0


Keluarga Dakwah - Hidup bersama suami atau istri dalam membina keluarga sampai maut memisahkan adalah impian setiap orang, namun ternyata kita sebagai hamba yang lemah tidak dapat menampik adanya persoalan rumah tangga, salah satunya adalah kepergian suami atau istri tanpa kabar yang jelas.

Terkait persoalan ini para ulama telah membahasnya secara panjang dan lebar dari berbagai sisi dan keadaannya, tetapi di sini kami akan menitiksoalkan hukum suami yang pergi selama bertahun-tahun meninggalkan anak dan istrinya, tidak menafkahi mereka, dan hilang tanpa kabar apa pun.

Kondisi seperti di atas, menimbulkan beberapa pertanyaan; berapa lama harus menunggu? Bolehkan istri mengajukan cerai kepada hakim dan menikah dengan laki-laki lain?

Pertanyaan yang semisal dengan di atas telah banyak dikaji oleh para ulama dalam kitab-kitab mereka. Yang sejatinya, saat suami ditetapkan hilang maka tidak memberi pengaruh apa pun pada akad pernikahan, istri yang ditinggal tersebut masih tetap dalam akad pernikahannya, bahkan para ulama Fikih sepakat bahwa istri saat itu masih berhak mendapatkan nafkah dari harta sang suami.

Akan tetapi, sampai kapankah istri harus menunggu suami yang hilang tanpa kabar itu? Hanya ada satu dalil dari sunnah, yaitu sabda Nabi ﷺ yang artinya, “Wanita (yang) suaminya hilang maka ia adalah wanita (bagi) suaminya yang hilang sampai datang kepadanya kabar (kejelasan suaminya).” (HR. Ad-Daruquthni)

Dalil ini masih bersifat mujmal (global), sehingga datanglah penjelasan dari sahabat Ali yang mengatakan bahwa wanita yang suaminya hilang maka ia tetap dalam hak suaminya sampai datang kabar kematiannya atau penceraiannya.

Ibnu Mas’ud, an-Nakhai, Ibnu Qilabah, asy-Sya’bi, Jabir bin Zaid, Sufyan ats-Tsauri juga berpendapat demikian.

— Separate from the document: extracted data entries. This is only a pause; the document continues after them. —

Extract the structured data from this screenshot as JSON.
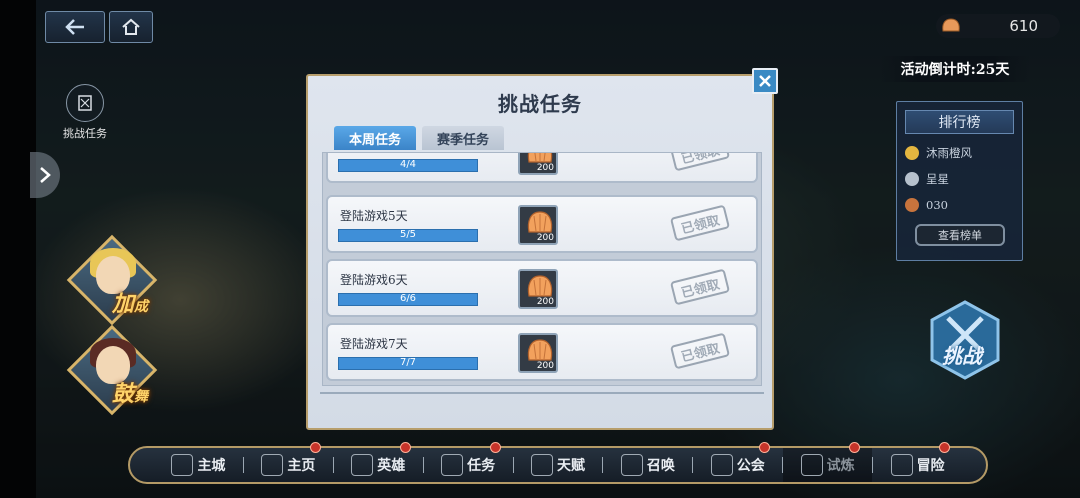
{
  "top_bar": {
    "currency_amount": "610",
    "countdown": "活动倒计时:25天"
  },
  "left": {
    "task_entry_label": "挑战任务"
  },
  "heroes": [
    {
      "tag_main": "加",
      "tag_sub": "成",
      "hair_color": "#e8c657"
    },
    {
      "tag_main": "鼓",
      "tag_sub": "舞",
      "hair_color": "#5a2b24"
    }
  ],
  "ranking": {
    "title": "排行榜",
    "rows": [
      {
        "name": "沐雨橙风",
        "medal_color": "#e4b640"
      },
      {
        "name": "呈星",
        "medal_color": "#b6c1cc"
      },
      {
        "name": "030",
        "medal_color": "#c7743d"
      }
    ],
    "button": "查看榜单"
  },
  "challenge_button": "挑战",
  "modal": {
    "title": "挑战任务",
    "tabs": [
      {
        "label": "本周任务"
      },
      {
        "label": "赛季任务"
      }
    ],
    "tasks": [
      {
        "name": "",
        "progress": "4/4",
        "progress_fraction": 1,
        "reward_qty": "200",
        "status": "已领取"
      },
      {
        "name": "登陆游戏5天",
        "progress": "5/5",
        "progress_fraction": 1,
        "reward_qty": "200",
        "status": "已领取"
      },
      {
        "name": "登陆游戏6天",
        "progress": "6/6",
        "progress_fraction": 1,
        "reward_qty": "200",
        "status": "已领取"
      },
      {
        "name": "登陆游戏7天",
        "progress": "7/7",
        "progress_fraction": 1,
        "reward_qty": "200",
        "status": "已领取"
      }
    ]
  },
  "bottom_nav": [
    {
      "label": "主城",
      "badge": false,
      "dim": false
    },
    {
      "label": "主页",
      "badge": true,
      "dim": false
    },
    {
      "label": "英雄",
      "badge": true,
      "dim": false
    },
    {
      "label": "任务",
      "badge": true,
      "dim": false
    },
    {
      "label": "天赋",
      "badge": false,
      "dim": false
    },
    {
      "label": "召唤",
      "badge": false,
      "dim": false
    },
    {
      "label": "公会",
      "badge": true,
      "dim": false
    },
    {
      "label": "试炼",
      "badge": true,
      "dim": true
    },
    {
      "label": "冒险",
      "badge": true,
      "dim": false
    }
  ],
  "colors": {
    "accent_blue": "#3f8fd8",
    "gold_border": "#b79e6c",
    "badge_red": "#c6342a"
  }
}
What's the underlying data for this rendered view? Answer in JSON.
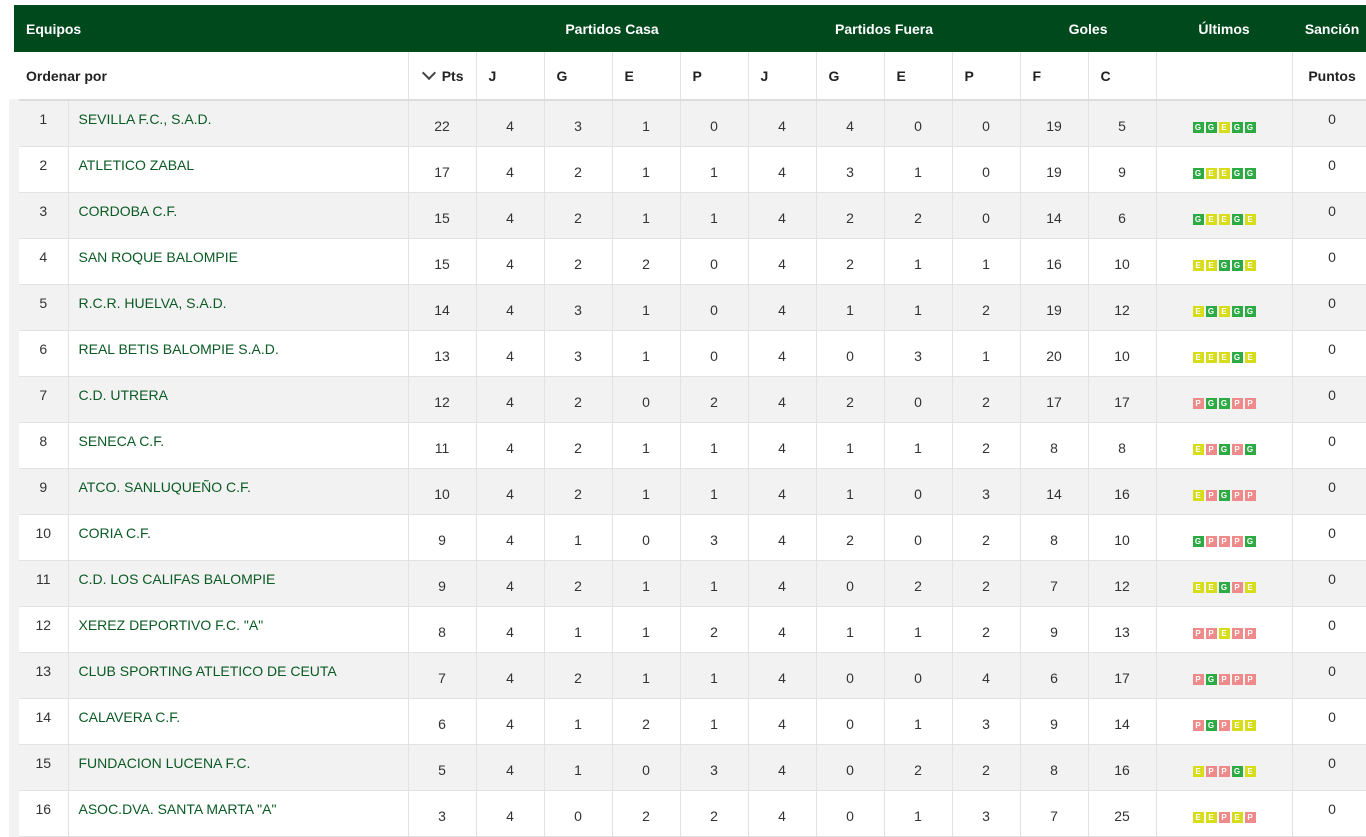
{
  "header": {
    "equipos": "Equipos",
    "partidos_casa": "Partidos Casa",
    "partidos_fuera": "Partidos Fuera",
    "goles": "Goles",
    "ultimos": "Últimos",
    "sancion": "Sanción"
  },
  "subheader": {
    "ordenar_por": "Ordenar por",
    "pts": "Pts",
    "j1": "J",
    "g1": "G",
    "e1": "E",
    "p1": "P",
    "j2": "J",
    "g2": "G",
    "e2": "E",
    "p2": "P",
    "f": "F",
    "c": "C",
    "puntos": "Puntos"
  },
  "colors": {
    "header_bg": "#00491d",
    "win": "#2eaa45",
    "draw": "#d7dc1b",
    "loss": "#ef8a8a",
    "team_text": "#0a5a24"
  },
  "rows": [
    {
      "pos": "1",
      "team": "SEVILLA F.C., S.A.D.",
      "pts": "22",
      "hj": "4",
      "hg": "3",
      "he": "1",
      "hp": "0",
      "aj": "4",
      "ag": "4",
      "ae": "0",
      "ap": "0",
      "f": "19",
      "c": "5",
      "last": [
        "G",
        "G",
        "E",
        "G",
        "G"
      ],
      "san": "0"
    },
    {
      "pos": "2",
      "team": "ATLETICO ZABAL",
      "pts": "17",
      "hj": "4",
      "hg": "2",
      "he": "1",
      "hp": "1",
      "aj": "4",
      "ag": "3",
      "ae": "1",
      "ap": "0",
      "f": "19",
      "c": "9",
      "last": [
        "G",
        "E",
        "E",
        "G",
        "G"
      ],
      "san": "0"
    },
    {
      "pos": "3",
      "team": "CORDOBA C.F.",
      "pts": "15",
      "hj": "4",
      "hg": "2",
      "he": "1",
      "hp": "1",
      "aj": "4",
      "ag": "2",
      "ae": "2",
      "ap": "0",
      "f": "14",
      "c": "6",
      "last": [
        "G",
        "E",
        "E",
        "G",
        "E"
      ],
      "san": "0"
    },
    {
      "pos": "4",
      "team": "SAN ROQUE BALOMPIE",
      "pts": "15",
      "hj": "4",
      "hg": "2",
      "he": "2",
      "hp": "0",
      "aj": "4",
      "ag": "2",
      "ae": "1",
      "ap": "1",
      "f": "16",
      "c": "10",
      "last": [
        "E",
        "E",
        "G",
        "G",
        "E"
      ],
      "san": "0"
    },
    {
      "pos": "5",
      "team": "R.C.R. HUELVA, S.A.D.",
      "pts": "14",
      "hj": "4",
      "hg": "3",
      "he": "1",
      "hp": "0",
      "aj": "4",
      "ag": "1",
      "ae": "1",
      "ap": "2",
      "f": "19",
      "c": "12",
      "last": [
        "E",
        "G",
        "E",
        "G",
        "G"
      ],
      "san": "0"
    },
    {
      "pos": "6",
      "team": "REAL BETIS BALOMPIE S.A.D.",
      "pts": "13",
      "hj": "4",
      "hg": "3",
      "he": "1",
      "hp": "0",
      "aj": "4",
      "ag": "0",
      "ae": "3",
      "ap": "1",
      "f": "20",
      "c": "10",
      "last": [
        "E",
        "E",
        "E",
        "G",
        "E"
      ],
      "san": "0"
    },
    {
      "pos": "7",
      "team": "C.D. UTRERA",
      "pts": "12",
      "hj": "4",
      "hg": "2",
      "he": "0",
      "hp": "2",
      "aj": "4",
      "ag": "2",
      "ae": "0",
      "ap": "2",
      "f": "17",
      "c": "17",
      "last": [
        "P",
        "G",
        "G",
        "P",
        "P"
      ],
      "san": "0"
    },
    {
      "pos": "8",
      "team": "SENECA C.F.",
      "pts": "11",
      "hj": "4",
      "hg": "2",
      "he": "1",
      "hp": "1",
      "aj": "4",
      "ag": "1",
      "ae": "1",
      "ap": "2",
      "f": "8",
      "c": "8",
      "last": [
        "E",
        "P",
        "G",
        "P",
        "G"
      ],
      "san": "0"
    },
    {
      "pos": "9",
      "team": "ATCO. SANLUQUEÑO C.F.",
      "pts": "10",
      "hj": "4",
      "hg": "2",
      "he": "1",
      "hp": "1",
      "aj": "4",
      "ag": "1",
      "ae": "0",
      "ap": "3",
      "f": "14",
      "c": "16",
      "last": [
        "E",
        "P",
        "G",
        "P",
        "P"
      ],
      "san": "0"
    },
    {
      "pos": "10",
      "team": "CORIA C.F.",
      "pts": "9",
      "hj": "4",
      "hg": "1",
      "he": "0",
      "hp": "3",
      "aj": "4",
      "ag": "2",
      "ae": "0",
      "ap": "2",
      "f": "8",
      "c": "10",
      "last": [
        "G",
        "P",
        "P",
        "P",
        "G"
      ],
      "san": "0"
    },
    {
      "pos": "11",
      "team": "C.D. LOS CALIFAS BALOMPIE",
      "pts": "9",
      "hj": "4",
      "hg": "2",
      "he": "1",
      "hp": "1",
      "aj": "4",
      "ag": "0",
      "ae": "2",
      "ap": "2",
      "f": "7",
      "c": "12",
      "last": [
        "E",
        "E",
        "G",
        "P",
        "E"
      ],
      "san": "0"
    },
    {
      "pos": "12",
      "team": "XEREZ DEPORTIVO F.C. \"A\"",
      "pts": "8",
      "hj": "4",
      "hg": "1",
      "he": "1",
      "hp": "2",
      "aj": "4",
      "ag": "1",
      "ae": "1",
      "ap": "2",
      "f": "9",
      "c": "13",
      "last": [
        "P",
        "P",
        "E",
        "P",
        "P"
      ],
      "san": "0"
    },
    {
      "pos": "13",
      "team": "CLUB SPORTING ATLETICO DE CEUTA",
      "pts": "7",
      "hj": "4",
      "hg": "2",
      "he": "1",
      "hp": "1",
      "aj": "4",
      "ag": "0",
      "ae": "0",
      "ap": "4",
      "f": "6",
      "c": "17",
      "last": [
        "P",
        "G",
        "P",
        "P",
        "P"
      ],
      "san": "0"
    },
    {
      "pos": "14",
      "team": "CALAVERA C.F.",
      "pts": "6",
      "hj": "4",
      "hg": "1",
      "he": "2",
      "hp": "1",
      "aj": "4",
      "ag": "0",
      "ae": "1",
      "ap": "3",
      "f": "9",
      "c": "14",
      "last": [
        "P",
        "G",
        "P",
        "E",
        "E"
      ],
      "san": "0"
    },
    {
      "pos": "15",
      "team": "FUNDACION LUCENA F.C.",
      "pts": "5",
      "hj": "4",
      "hg": "1",
      "he": "0",
      "hp": "3",
      "aj": "4",
      "ag": "0",
      "ae": "2",
      "ap": "2",
      "f": "8",
      "c": "16",
      "last": [
        "E",
        "P",
        "P",
        "G",
        "E"
      ],
      "san": "0"
    },
    {
      "pos": "16",
      "team": "ASOC.DVA. SANTA MARTA \"A\"",
      "pts": "3",
      "hj": "4",
      "hg": "0",
      "he": "2",
      "hp": "2",
      "aj": "4",
      "ag": "0",
      "ae": "1",
      "ap": "3",
      "f": "7",
      "c": "25",
      "last": [
        "E",
        "E",
        "P",
        "E",
        "P"
      ],
      "san": "0"
    }
  ]
}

Yang kemudian ini menjadi pendapat mazhab Hanafi dan Imam asy-Syafi’i dalam qaul jadid-nya.

Sedangkan menurut Umar bin Khathab wanita yang suaminya hilang hendaknya menanti selama empat tahun, kemudian melakukan iddah kematian. Apabila telah selesai masa iddahnya maka diperbolehkan baginya untuk menikah dengan laki-laki lain.

Utsman, Ibnu Umar, Ibnu Abbas, Ibnu Zubair, Ibnu Mas’ud dan Ali juga berpendapat demikian. Pendapat ini juga merupakan qaul qadim Imam asy-Syafi’i.

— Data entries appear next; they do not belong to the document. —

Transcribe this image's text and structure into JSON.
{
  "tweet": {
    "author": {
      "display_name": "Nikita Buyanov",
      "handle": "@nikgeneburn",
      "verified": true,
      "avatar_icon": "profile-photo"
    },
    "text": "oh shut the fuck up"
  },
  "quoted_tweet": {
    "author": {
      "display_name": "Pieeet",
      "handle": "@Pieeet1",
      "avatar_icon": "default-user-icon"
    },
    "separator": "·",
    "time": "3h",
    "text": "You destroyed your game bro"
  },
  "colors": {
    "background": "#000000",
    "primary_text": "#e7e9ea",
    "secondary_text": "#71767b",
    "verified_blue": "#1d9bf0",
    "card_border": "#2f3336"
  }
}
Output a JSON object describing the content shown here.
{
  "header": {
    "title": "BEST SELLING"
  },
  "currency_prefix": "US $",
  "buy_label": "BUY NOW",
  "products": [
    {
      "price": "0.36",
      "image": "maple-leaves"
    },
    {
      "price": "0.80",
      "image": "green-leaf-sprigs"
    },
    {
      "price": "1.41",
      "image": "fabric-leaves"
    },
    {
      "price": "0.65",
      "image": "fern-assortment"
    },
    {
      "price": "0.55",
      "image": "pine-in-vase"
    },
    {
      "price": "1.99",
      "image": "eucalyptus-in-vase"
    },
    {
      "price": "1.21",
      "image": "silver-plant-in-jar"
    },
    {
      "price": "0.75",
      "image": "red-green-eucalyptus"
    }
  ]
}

Mazhab Maliki memberikan beberapa perincian, yaitu wanita yang kehilangan suaminya di negeri kaum muslimin maka ia berhak menanti selama empat tahun dan setelah itu melaksanakan iddah kematian kemudian diperbolehkan menikah lagi. Sedangkan jika hilang di negeri musuh maka istri tidak boleh menikah dengan lakilaki lain kecuali telah sampai kepadanya kabar akan kematiannya atau telah mencapai umur yang sekiranya suaminya sudah meninggal dunia, yaitu kurang lebih pada umur ke-70. Dan masih ada perincian yang lain dalam mazhab Maliki.

Sedangkan menurut mazhab Hambali, jika hilangnya suami masih dalam kemungkinan selamat maka ikatan pernikahan masih tetap terjaga sampai datang kabar kematiannya, atau menunggu sampai sang suami telah berumur 90 tahun. Dan apabila hilangnya suami dalam kemungkinan tidak selamat maka istri hendaknya menunggu selama empat tahun kemudian melakukan iddah kematian.

Menyikapi perbedaan pendapat para ulama dalam persoalan ini maka pertama kali yang harus dilakukan seorang istri yang kehilangan suami tanpa ada kabar apa pun adalah datang kepada hakim untuk mengadukan persoalan keluarganya. Melalui seorang hakim ia akan mendapatkan pilihan yang tepat, tentunya setelah menimbang manfaat dan mudharat dengan kondisi yang ada, terlebih jika sang istri merasa dirugikan karena tidak mendapatkan nafkah dari suaminya yang telah meninggalkannya.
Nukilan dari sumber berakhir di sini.